HEARTLESS
Reme Martínez Gisbert | Rhonda J. Ekim

Me quité las gafas de sol oscuras. Las coloqué en la cabeza que me hervía. Mientras me puse las de vista. Observé la cabeza de la enfermera destrozada a golpes. Menuda salvajada. Aquel Nido del Cuco era inquietante. Y he presenciado de todo. Era un calvario. Con mi típica discreción, no me hice notar entre el revuelo de pacientes, enfermeras, doctores, policía, atestados……
Nunca había visto un asesinato tan brutal: las manchas en la pared, su trayectoria… ¿Hora aproximada de la muerte? Medianoche. ¿Cómo iba a descifrar este enigma en aquel siniestro Centro Psiquiátrico? ¿Todos eran susceptibles de ser culpables?
Mientras la policía despejaba la escena del crimen, avisté en un rincón una especie de tornillo mojado en sangre. De forma sutil, me agaché para analizarlo con mi lupa. ¿Tal vez podía encontrar huellas? ¿ADN de asesino o víctima?
Me cazó una paciente que llevaba media cara quemada. Me dijo: “Ha sido ella”. Traté de indagar y, tras mis preguntas, se puso aún más nerviosa: “Ha sido ella, ha sido ella, ha sido ella”.
La sujeté con fuerza para que dejara de zarandearse. Pregunté: “¿Quién es ella?”. “Kimberly Clark”, contestó riéndose con espasmos. “Por favor, señálala”, le pedí tomando sus manos con suavidad. Se paralizó. Dio media vuelta hasta el final del pasillo que daba al arbolado jardín donde estaban tratando de organizar el caos de pacientes cada vez más alterados.
Me dije para mis adentros. “Ava, espabila, que esto es un Diez negritos con todos los elementos que señalaría Agatha Christie. ¡Venga, no va a ser Poirot mejor que tú! ¡De leerla nació tu instinto!”.
Me acerqué a una de las doctoras. Seguía en la asfixiante escena del crimen ya sin cuerpo, pero con sangre. Sigilosa, le toqué de manera discreta en el hombro. Casi en un susurro solté tres preguntas: “Buenas tardes, doctora. ¿Es usted la Jefa? ¿Cuál era el nombre y situación de la víctima? Parece un crimen pasional. ¿Qué opinión le merece?”.
Su mirada fue gélida y penetrante. Era una mujer agria, fría, astuta. Se zafó de contestar sin ir al grano; solo añadió: “Soy la doctora García, ya puede irse afuera”. De inmediato, empezaron los gritos. Salimos a la carrera, y vimos cómo convulsionaba una de las pacientes que sufría un aparente ataque de epilepsia. O eso gritaban las auxiliares. Lo único que sonaba a su alrededor eran alaridos en masa. Se respiraba un gran revuelo. A nuestra izquierda, otra paciente estaba sentada en un desvencijado banco de madera. Parecía impasible. Abstraída, fumaba con un libro abierto entre las piernas. Me aproximé. Con eso me dio la clave. “Litio”, me comentó en tono pausado.

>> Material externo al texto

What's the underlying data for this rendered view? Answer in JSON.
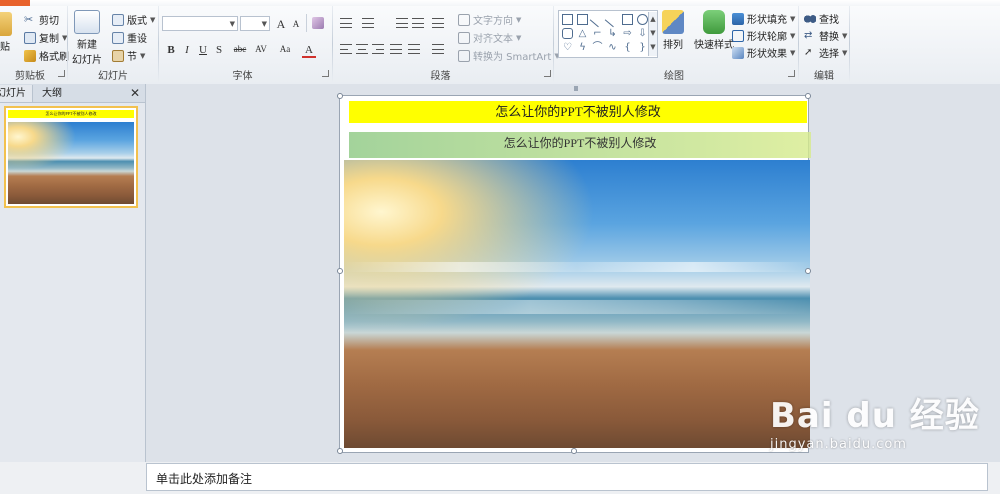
{
  "colors": {
    "accent": "#e8622c",
    "title_bar": "#ffff00",
    "selected_thumb_border": "#f2c14e"
  },
  "clipboard": {
    "paste_label": "粘贴",
    "cut_label": "剪切",
    "copy_label": "复制",
    "format_painter_label": "格式刷",
    "group_label": "剪贴板"
  },
  "slides_group": {
    "new_slide_label_1": "新建",
    "new_slide_label_2": "幻灯片",
    "layout_label": "版式",
    "reset_label": "重设",
    "section_label": "节",
    "group_label": "幻灯片"
  },
  "font_group": {
    "bold": "B",
    "italic": "I",
    "underline": "U",
    "shadow": "S",
    "strikethrough": "abc",
    "spacing": "AV",
    "case": "Aa",
    "color": "A",
    "grow": "A",
    "shrink": "A",
    "group_label": "字体"
  },
  "paragraph_group": {
    "text_direction_label": "文字方向",
    "align_text_label": "对齐文本",
    "smartart_label": "转换为 SmartArt",
    "group_label": "段落"
  },
  "drawing_group": {
    "arrange_label": "排列",
    "quick_styles_label": "快速样式",
    "shape_fill_label": "形状填充",
    "shape_outline_label": "形状轮廓",
    "shape_effects_label": "形状效果",
    "group_label": "绘图"
  },
  "editing_group": {
    "find_label": "查找",
    "replace_label": "替换",
    "select_label": "选择",
    "group_label": "编辑"
  },
  "left_pane": {
    "tab_slides": "幻灯片",
    "tab_outline": "大纲",
    "close_glyph": "✕",
    "thumb_number": "1"
  },
  "slide": {
    "title_top": "怎么让你的PPT不被别人修改",
    "title_second": "怎么让你的PPT不被别人修改"
  },
  "notes": {
    "placeholder": "单击此处添加备注"
  },
  "watermark": {
    "brand": "Bai du 经验",
    "url": "jingyan.baidu.com"
  }
}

La forense llamó al Jefe de Policía. Nos explicó que la enfermera fue una víctima colateral del asesinato. Llegaron a por la nueva víctima que estaba tumbada bajo un cerezo. Había sido envenenada con litio. ¡Qué ciega había estado!
Le pregunté a la paciente lectora: “¿Ha sido García?”, dije indicando con los ojos.
Solo lloró.
La creí; su tono y su mirada no me hicieron dudar.